Risiko yang akan dihadapi oleh seorang anak sesudah menderita kejang
demam tergantung dari faktor:
Riwayat penyakit kejang tanpa demam dalam keluarga.
Kelainan dalam perkembangan atau kelainan saraf sebelum anak
menderita kejang demam.
Kejang yang berlangsung lama atau kejang fokal.

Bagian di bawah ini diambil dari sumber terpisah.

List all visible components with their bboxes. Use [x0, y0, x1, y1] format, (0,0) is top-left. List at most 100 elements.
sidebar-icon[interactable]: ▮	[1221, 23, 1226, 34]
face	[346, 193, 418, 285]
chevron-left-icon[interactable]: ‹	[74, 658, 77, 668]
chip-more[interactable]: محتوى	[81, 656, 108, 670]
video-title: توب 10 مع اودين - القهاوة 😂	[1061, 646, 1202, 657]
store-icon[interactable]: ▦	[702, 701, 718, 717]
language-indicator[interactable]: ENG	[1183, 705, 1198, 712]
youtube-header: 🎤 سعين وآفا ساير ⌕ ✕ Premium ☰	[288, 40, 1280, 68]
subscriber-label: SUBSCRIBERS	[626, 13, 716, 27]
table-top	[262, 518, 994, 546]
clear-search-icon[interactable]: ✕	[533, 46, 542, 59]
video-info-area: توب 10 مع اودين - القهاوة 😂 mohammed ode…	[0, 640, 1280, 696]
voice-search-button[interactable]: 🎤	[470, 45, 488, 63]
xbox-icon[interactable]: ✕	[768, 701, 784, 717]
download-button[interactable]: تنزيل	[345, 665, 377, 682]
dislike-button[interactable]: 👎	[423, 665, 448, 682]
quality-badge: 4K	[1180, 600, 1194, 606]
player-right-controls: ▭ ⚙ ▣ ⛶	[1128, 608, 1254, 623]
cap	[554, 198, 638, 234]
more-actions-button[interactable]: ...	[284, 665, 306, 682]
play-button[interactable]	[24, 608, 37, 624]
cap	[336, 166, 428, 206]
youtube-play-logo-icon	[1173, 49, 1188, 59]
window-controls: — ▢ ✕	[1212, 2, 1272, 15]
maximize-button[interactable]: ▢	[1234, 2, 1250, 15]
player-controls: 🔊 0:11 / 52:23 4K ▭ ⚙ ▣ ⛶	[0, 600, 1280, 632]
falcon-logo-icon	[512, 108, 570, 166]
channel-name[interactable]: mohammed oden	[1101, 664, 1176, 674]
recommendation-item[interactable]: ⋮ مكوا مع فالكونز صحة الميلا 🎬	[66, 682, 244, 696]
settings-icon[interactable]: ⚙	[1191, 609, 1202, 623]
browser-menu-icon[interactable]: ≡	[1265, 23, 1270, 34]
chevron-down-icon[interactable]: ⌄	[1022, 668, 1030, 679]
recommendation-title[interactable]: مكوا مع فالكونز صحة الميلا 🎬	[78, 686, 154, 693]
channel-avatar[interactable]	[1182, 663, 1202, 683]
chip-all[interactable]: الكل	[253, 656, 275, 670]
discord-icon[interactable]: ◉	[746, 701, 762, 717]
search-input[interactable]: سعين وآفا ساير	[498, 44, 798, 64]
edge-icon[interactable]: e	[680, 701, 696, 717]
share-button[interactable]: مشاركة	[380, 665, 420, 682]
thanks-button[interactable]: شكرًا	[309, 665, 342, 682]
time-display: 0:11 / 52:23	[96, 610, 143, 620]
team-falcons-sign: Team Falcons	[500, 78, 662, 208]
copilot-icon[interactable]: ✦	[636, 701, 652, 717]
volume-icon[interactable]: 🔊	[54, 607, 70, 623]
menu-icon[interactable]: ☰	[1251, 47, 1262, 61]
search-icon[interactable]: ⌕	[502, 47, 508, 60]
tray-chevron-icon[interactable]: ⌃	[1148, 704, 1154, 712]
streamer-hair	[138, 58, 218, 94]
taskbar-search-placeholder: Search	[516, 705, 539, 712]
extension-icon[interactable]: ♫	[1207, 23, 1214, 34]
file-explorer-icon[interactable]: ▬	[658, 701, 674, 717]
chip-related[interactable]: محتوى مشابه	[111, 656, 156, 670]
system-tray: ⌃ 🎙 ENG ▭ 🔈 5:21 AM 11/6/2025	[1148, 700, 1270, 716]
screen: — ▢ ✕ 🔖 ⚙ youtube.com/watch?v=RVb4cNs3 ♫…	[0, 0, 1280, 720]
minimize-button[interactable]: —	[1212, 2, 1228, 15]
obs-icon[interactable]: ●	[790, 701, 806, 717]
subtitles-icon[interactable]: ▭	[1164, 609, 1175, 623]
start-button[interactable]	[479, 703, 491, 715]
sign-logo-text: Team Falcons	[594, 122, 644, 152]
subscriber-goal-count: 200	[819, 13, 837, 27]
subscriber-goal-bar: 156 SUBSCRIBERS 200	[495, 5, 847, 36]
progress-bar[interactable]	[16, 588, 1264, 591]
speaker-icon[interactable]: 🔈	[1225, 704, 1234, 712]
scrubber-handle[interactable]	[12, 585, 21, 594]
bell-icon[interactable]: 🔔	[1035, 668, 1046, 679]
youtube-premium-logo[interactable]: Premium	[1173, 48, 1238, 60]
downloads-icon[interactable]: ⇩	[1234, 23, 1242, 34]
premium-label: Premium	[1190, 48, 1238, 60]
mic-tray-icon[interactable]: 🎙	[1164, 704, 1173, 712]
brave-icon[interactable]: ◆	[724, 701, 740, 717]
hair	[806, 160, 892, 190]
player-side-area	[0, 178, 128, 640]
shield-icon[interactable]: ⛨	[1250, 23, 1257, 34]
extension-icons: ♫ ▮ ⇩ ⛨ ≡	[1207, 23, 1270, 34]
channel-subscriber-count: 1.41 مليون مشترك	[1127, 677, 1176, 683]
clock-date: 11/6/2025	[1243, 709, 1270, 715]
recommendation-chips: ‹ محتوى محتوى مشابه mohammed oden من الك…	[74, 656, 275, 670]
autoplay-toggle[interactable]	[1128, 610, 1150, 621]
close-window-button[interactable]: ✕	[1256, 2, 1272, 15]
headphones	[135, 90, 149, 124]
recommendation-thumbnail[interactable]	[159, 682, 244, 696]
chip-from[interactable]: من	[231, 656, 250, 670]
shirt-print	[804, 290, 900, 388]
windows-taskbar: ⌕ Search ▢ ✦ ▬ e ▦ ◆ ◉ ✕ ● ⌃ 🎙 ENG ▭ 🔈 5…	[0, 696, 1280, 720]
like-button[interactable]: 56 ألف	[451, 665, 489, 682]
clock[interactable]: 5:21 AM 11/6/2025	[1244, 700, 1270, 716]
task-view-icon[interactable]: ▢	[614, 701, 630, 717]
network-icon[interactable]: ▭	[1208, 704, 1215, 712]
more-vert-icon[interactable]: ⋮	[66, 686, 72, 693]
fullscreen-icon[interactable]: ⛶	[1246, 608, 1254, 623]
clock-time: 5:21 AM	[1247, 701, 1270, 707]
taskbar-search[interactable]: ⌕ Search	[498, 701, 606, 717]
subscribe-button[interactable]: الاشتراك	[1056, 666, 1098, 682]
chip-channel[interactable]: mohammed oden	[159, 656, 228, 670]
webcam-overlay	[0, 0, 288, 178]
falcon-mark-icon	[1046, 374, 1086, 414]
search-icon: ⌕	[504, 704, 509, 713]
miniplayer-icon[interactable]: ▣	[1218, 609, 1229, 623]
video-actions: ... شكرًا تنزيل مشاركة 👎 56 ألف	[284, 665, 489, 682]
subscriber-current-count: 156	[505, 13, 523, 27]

Bila terdapat paling sedikit 2 dari 3 faktor tersebut di atas, maka
dikemudian hari akan mengalami serangan kejang tanpa demam sekitar 13%,
dibanding bila hanya terdapat 1 atau tidak sama sekali faktor tersebut di atas,
serangan kejang tanpa demam hanya 2% - 3% saja.